This is a follow-up to
#774682: Convert to use Drupal Queue

Since converting to Drupal Queue, the number of jobs in my test site's queue keeps growing. (I only realized this due to implementing a fix for #1432050: Show parsing status on branch admin page, and seeing the number growing instead of shrinking each cron run.)

The reason is that when we were using Job Queue, we were calling job_queue_add() with a $no_duplicates = TRUE argument, which made sure that no duplicate jobs were added. But now that we are using Drupal Queue, duplicate jobs are added each cron run, because each cron run the parser checks to see what needs updating (what files have been touched since the last time they were parsed), and adds all of them to the Drupal Queue.

There doesn't seem to be a way to tell Drupal Queue to avoid adding duplicates, unfortunately. The Drupal Queue that we are using is a backport of the Drupal 7 core queue, and it doesn't have this ability.

We might need to go back to Job Queue... The only other option I can think of is keeping track in the API module. This is actually feasible, because we could put queued items in a table and then when the parse function is called, remove them again. But it seems a little pointless then to use Drupal Queue if we have to keep track ourselves?

Anyway, the current state of things is *not* OK. It would never finish parsing.

Comments

jhodgdon’s picture

I had a conversation with drumm about this in IRC:

(02:38:10 PM) drumm: jhodgdon: I'm not maintaining Job Queue at all, and don't really want to see it maintained since Drupal queue is supposed to replace it

(02:40:21 PM) drumm: jhodgdon: I think we probably want to add a "status" column to api_file for marking this. Not sure if status is the right name. Anyway, needs to store at least "queued, or up to date"

(02:40:56 PM) drumm: maybe a "not up to date & not queued" status, but that doesn't really happen I think
(02:40:57 PM) jhodgdon: drumm: I guess it would need to store a "when" in that column perhaps?
(02:41:09 PM) jhodgdon: drumm: yeah... ok I can work with that idea
(02:41:30 PM) drumm: jhodgdon: there is the timestamp column we are already using, but I'm wary of being too clever with it

I think this is probably the right approach to fixing this problem.

jhodgdon’s picture

More thoughts on this after more IRC conversation with drumm:

We also need to consider what to do for new files, which don't yet have entries in {api_file} or {api_documentation}. There are two possible approaches:

a) When encountering a new file, save it in both tables, with a stub entry. This means the file might show up in listings before it is parsed, but that is probably OK.

b) Taking a look at the columns in {api_file}, none of them are currently really being used except the 'modified' column, which stores the modified time of the file that is parsed. Other columns that were there at one time have not been used for a while (except the 'version' column which tries to get the CVS ID from a file and put that in, but I think we could get rid of that since we don't have those any more anyway). So basically this table is only for use of the parser to figure out if a file needs parsing again.

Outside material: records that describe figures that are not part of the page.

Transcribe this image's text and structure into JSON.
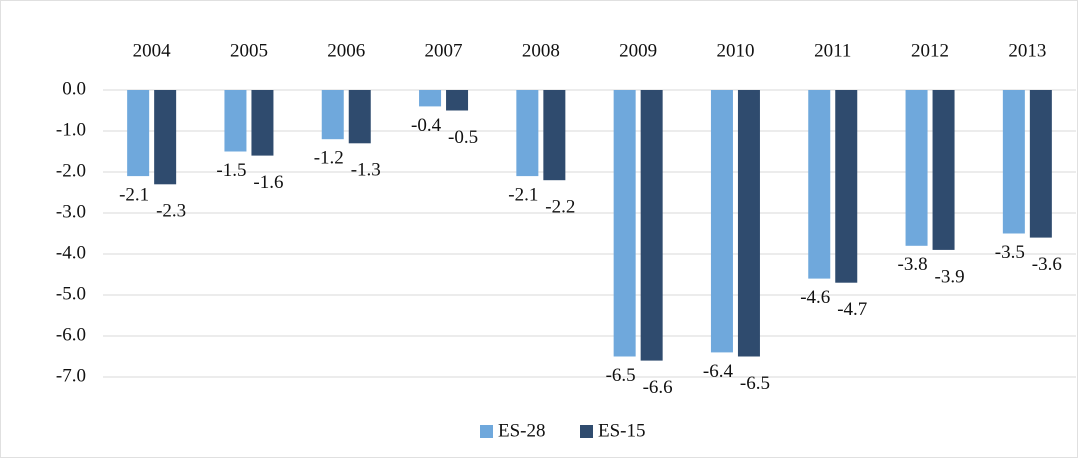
{
  "chart_data": {
    "type": "bar",
    "categories": [
      "2004",
      "2005",
      "2006",
      "2007",
      "2008",
      "2009",
      "2010",
      "2011",
      "2012",
      "2013"
    ],
    "series": [
      {
        "name": "ES-28",
        "color": "#6fa8dc",
        "values": [
          -2.1,
          -1.5,
          -1.2,
          -0.4,
          -2.1,
          -6.5,
          -6.4,
          -4.6,
          -3.8,
          -3.5
        ]
      },
      {
        "name": "ES-15",
        "color": "#2f4b6e",
        "values": [
          -2.3,
          -1.6,
          -1.3,
          -0.5,
          -2.2,
          -6.6,
          -6.5,
          -4.7,
          -3.9,
          -3.6
        ]
      }
    ],
    "ylim": [
      -7,
      0
    ],
    "yticks": [
      {
        "value": 0,
        "label": "0.0"
      },
      {
        "value": -1,
        "label": "-1.0"
      },
      {
        "value": -2,
        "label": "-2.0"
      },
      {
        "value": -3,
        "label": "-3.0"
      },
      {
        "value": -4,
        "label": "-4.0"
      },
      {
        "value": -5,
        "label": "-5.0"
      },
      {
        "value": -6,
        "label": "-6.0"
      },
      {
        "value": -7,
        "label": "-7.0"
      }
    ],
    "grid": true,
    "legend": "bottom"
  }
}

So, we could totally redo this file. Right now it stores the file's documentation ID (did) and the time modified. It could instead store the branch ID, file name, time modified, and time queued. This would allow us to put new files in there. Then when they're parsed, the time modified would be updated and time queued set to 0 again.

I'm kind of in favor of (b), because it would keep this {api_file} table kind of self-sufficient for the parser, and it wouldn't be needed by the rest of the API module any more. We should really get rid of those extraneous columns in either case too.

jhodgdon’s picture

And one more thing. In the update function that will go with this change, I think we need to do something like this to get rid of the existing jobs in the queue (for instance, on my test site right now I have 14000 of them):

// Delete all existing api_parse jobs in the queue.
drupal_queue_include();
$queue = DrupalQueue::get('api_parse');
$queue->deleteQueue(); 

The jobs that are needed will be re-created the next cron run anyway.

gordon’s picture

Yes I found this problem as well. In the end since I am using Beanstalkd and running the worker in a shell I just slowed down the cron, as the worker would keep up.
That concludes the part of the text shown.